On April 17 he wrote: "Second reinforcements of infantry have left for the Dardanelles. There is no sign of any us mounteds going away yet, in fact I think we are here for life."
Letters from his mother had not reached him since he left Trentham "so I am looking forward to one shortly. I sent you a silk scarf - hope you get it safely. I am your loving son, Mick."
Then on what was to become Anzac Day he described what had been a deserted camp getting lively once more, flies that were very bad and clouds of locusts.
He sent another plea for socks; "we can not get wool sox at any price here."
On May 7 he told of how the New Zealand and Australian troops were "according to camp reports making a great name for themselves".
But a hotel at nearby Heliopolis had been converted into a hospital and "there were a terrible lot killed and wounded".
June 17: "The last three days have averaged 116F (46.6C) in the shade. There were five deaths from sunstroke among the English."
August 8: "The captain of our old football team arrived here in the 5th Infantry. We expect to go away in a few days now and we'll not be sorry I can tell you."
August 13: "I do not know whether you have sent those socks to me ... but if you sent them I will get them over at the Dardanelles as the mail is more regular there than here.
"Some good news has been given out to us on parade about the Dardanelles but as it has not been published in the paper yet I had better not say anything as all our letters are censored.
"I am in the next lot for the Dardanelles - we are leaving in a few days and I can tell you that I am not sorry to get out of this."
August 20 from the SS Melville near Lemnos Island in Greece: "The harbour is a grand sight. I saw my first submarine on my way here and I also saw one in the harbour. We have had a good time on this boat so far, plenty of tucker.
"I do not know when we are leaving here so good luck to all. Your son, Mick."

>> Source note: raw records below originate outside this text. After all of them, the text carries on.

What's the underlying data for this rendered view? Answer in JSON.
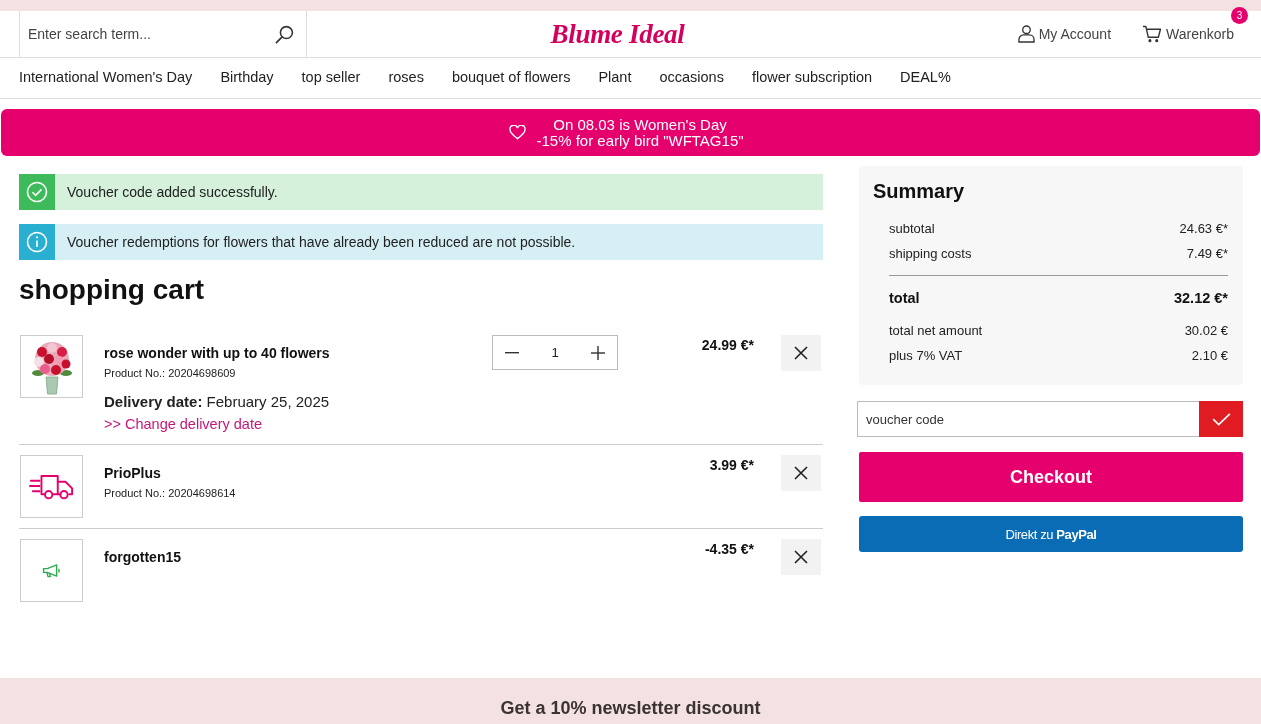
{
  "header": {
    "search": {
      "placeholder": "Enter search term..."
    },
    "logo": "Blume Ideal",
    "account": "My Account",
    "cart": {
      "label": "Warenkorb",
      "count": "3"
    }
  },
  "nav": [
    "International Women's Day",
    "Birthday",
    "top seller",
    "roses",
    "bouquet of flowers",
    "Plant",
    "occasions",
    "flower subscription",
    "DEAL%"
  ],
  "banner": {
    "lines": [
      "On 08.03 is Women's Day",
      "-15% for early bird \"WFTAG15\""
    ]
  },
  "alerts": [
    {
      "kind": "success",
      "text": "Voucher code added successfully."
    },
    {
      "kind": "info",
      "text": "Voucher redemptions for flowers that have already been reduced are not possible."
    }
  ],
  "cart": {
    "title": "shopping cart",
    "items": [
      {
        "kind": "bouquet",
        "name": "rose wonder with up to 40 flowers",
        "product_no": "Product No.: 20204698609",
        "quantity": "1",
        "delivery": "**Delivery date:** February 25, 2025",
        "change_link": ">> Change delivery date",
        "price": "24.99 €*"
      },
      {
        "kind": "shipping",
        "name": "PrioPlus",
        "product_no": "Product No.: 20204698614",
        "price": "3.99 €*"
      },
      {
        "kind": "voucher",
        "name": "forgotten15",
        "price": "-4.35 €*"
      }
    ]
  },
  "summary": {
    "title": "Summary",
    "rows": [
      {
        "kind": "item",
        "label": "subtotal",
        "value": "24.63 €*"
      },
      {
        "kind": "item",
        "label": "shipping costs",
        "value": "7.49 €*"
      },
      {
        "kind": "total",
        "label": "total",
        "value": "32.12 €*"
      },
      {
        "kind": "tax",
        "label": "total net amount",
        "value": "30.02 €"
      },
      {
        "kind": "tax",
        "label": "plus 7% VAT",
        "value": "2.10 €"
      }
    ]
  },
  "voucher": {
    "placeholder": "voucher code"
  },
  "checkout": "Checkout",
  "paypal": "Direkt zu **PayPal**",
  "newsletter": "Get a 10% newsletter discount"
}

This was the last letter Annie Newton received from her son.
Around September 22 there was a flurry of telegrams through the Post Office at Muriwai informing her he had been killed at Gallipoli on August 27.
Included was a message sent on behalf of King George V "to assure you of the true sympathy of His Majesty" and another sent by Prime Minister William Massey who said she would "derive some consolation in the fact that your son bravely gave his life for his country and Empire".

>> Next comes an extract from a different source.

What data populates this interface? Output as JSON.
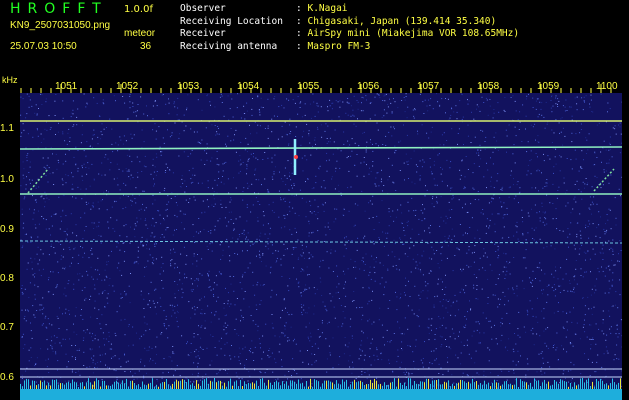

Then came letters from his mates.
On November 6 Frederick McKinstry wrote to Annie.
"We miss him no little and also many others from Gisborne who fell on the fateful 27th August. I am sorry to say I did not see him after the charge. I was lucky enough to get right through but others who saw him and buried him tell me ... how he fought and died. In one spot he and two Australians got to it and although the three were killed so also were a dozen Turks."

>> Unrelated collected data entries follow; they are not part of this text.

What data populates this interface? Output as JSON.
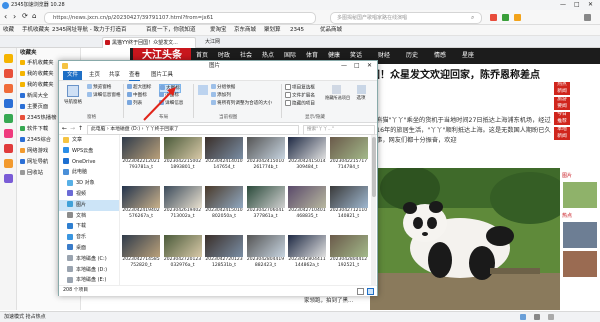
{
  "browser": {
    "title": "2345加速浏览器 10.28",
    "url": "https://news.jxcn.cn/p/20230427/39791107.html?from=jx61",
    "search_placeholder": "多图揭秘国产歌唱家路在线演唱",
    "bookmarks": [
      "收藏",
      "手机收藏夹",
      "2345网址导航",
      "翠竹",
      "2345网址导航 - 致力于打造百",
      "百度一下，你就知道",
      "爱淘宝",
      "京东商城",
      "聚划算",
      "2345",
      "优品商城",
      "游戏主播",
      "试试加载"
    ],
    "tabs": [
      "黑猫YY终于回国！众望发文...",
      "大江网"
    ],
    "status_text": "加速模式   抢占热点"
  },
  "sidebar": {
    "title": "收藏夹",
    "items": [
      "手机收藏夹",
      "我的收藏夹",
      "我的收藏夹",
      "新闻大全",
      "主要页面",
      "2345热播榜",
      "软件下载",
      "2345综合",
      "网络游戏",
      "网址导航",
      "回收站"
    ]
  },
  "news": {
    "logo": "大江头条",
    "nav": [
      "首页",
      "时政",
      "社会",
      "热点",
      "国际",
      "体育",
      "健康",
      "笑话",
      "财经",
      "历史",
      "情感",
      "星座"
    ],
    "headline": "国！众星发文欢迎回家，陈乔恩称差点",
    "article": "大熊猫\"丫丫\"乘坐的货机于当地时间27日抵达上海浦东机场，经过近16年的旅居生活，\"丫丫\"顺利抵达上海。这是无数国人期盼已久的事，网友们都十分振奋，欢迎",
    "red_tags": [
      "热点\n新闻",
      "旅游\n要闻",
      "今日\n推荐",
      "本地\n新闻"
    ],
    "snippet": "黑河新闻 上新！我国科学家领跑，拍到了黑...",
    "feed_labels": [
      "图片",
      "热点"
    ]
  },
  "explorer": {
    "title": "图片",
    "ribbon_tabs": [
      "文件",
      "主页",
      "共享",
      "查看",
      "图片工具"
    ],
    "panes": [
      "导航窗格",
      "预览窗格",
      "详细信息窗格"
    ],
    "layout": [
      "超大图标",
      "大图标",
      "中图标",
      "小图标",
      "列表",
      "详细信息"
    ],
    "current_view": [
      "分组依据",
      "添加列",
      "将所有列调整为合适的大小"
    ],
    "show_hide": [
      "项目复选框",
      "文件扩展名",
      "隐藏的项目",
      "隐藏所选项目",
      "选项"
    ],
    "groups": [
      "窗格",
      "布局",
      "当前视图",
      "显示/隐藏"
    ],
    "address": "此电脑 › 本地磁盘 (D:) › 丫丫终于回家了",
    "search_placeholder": "搜索\"丫丫...\"",
    "nav_items": [
      "文章",
      "WPS云盘",
      "OneDrive",
      "此电脑",
      "3D 对象",
      "视频",
      "图片",
      "文档",
      "下载",
      "音乐",
      "桌面",
      "本地磁盘 (C:)",
      "本地磁盘 (D:)",
      "本地磁盘 (E:)"
    ],
    "files": [
      "2023042212021793781a_t",
      "20230422150021893801_t",
      "2023042414010147654_t",
      "2023042415010261774b_t",
      "2023042415014309484_t",
      "2023042215717714784_t",
      "2023042419402576267a_t",
      "2023042619402713002a_t",
      "2023042415010802050a_t",
      "2023042706041377861a_t",
      "2023042710401468835_t",
      "2023042712110140821_t",
      "2023042714585752820_t",
      "2023042720123032976a_t",
      "2023042720123128531b_t",
      "2023042804419882423_t",
      "2023042804411144862a_t",
      "2023042804412192521_t"
    ],
    "status": "208 个项目"
  },
  "colors": {
    "brand_red": "#c8161d",
    "nav_dark": "#1c1c1c",
    "accent_blue": "#2b6fd6"
  }
}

Trooper George Bartels worked with Mick in the Matawhero gravel pits for the Gisborne Borough Council and wrote on March 30 the following year: "It was terribly hard luck for him. He was always so keen to get into the firing line and to have a real good go. He had his wish fulfilled poor lad but it was his first and only charge."
Mick was killed during the battle for what historians say was a strategically unimportant bump in the landscape, generously called Hill 60.
The official record of the Wellington Mounted Rifles tells of trenches filled so deep with dead bodies on the night of August 27 that it was difficult to evacuate the wounded.
British historian Robert Rhodes James later wrote: "For connoisseurs of military futility, valour, incompetence and determination, the attacks on Hill 60 are in a class of their own."
Mick Newton doesn't have a grave on Hill 60 but is listed on a squat memorial there and on the wall of the Auckland War Memorial Museum.
A soldier with him that night later told his half brother Jack Newton the impression that Mick took out many Turks during his brief charge was not right - he died without firing a shot.
Mick Newton was Grant Bradley's great uncle.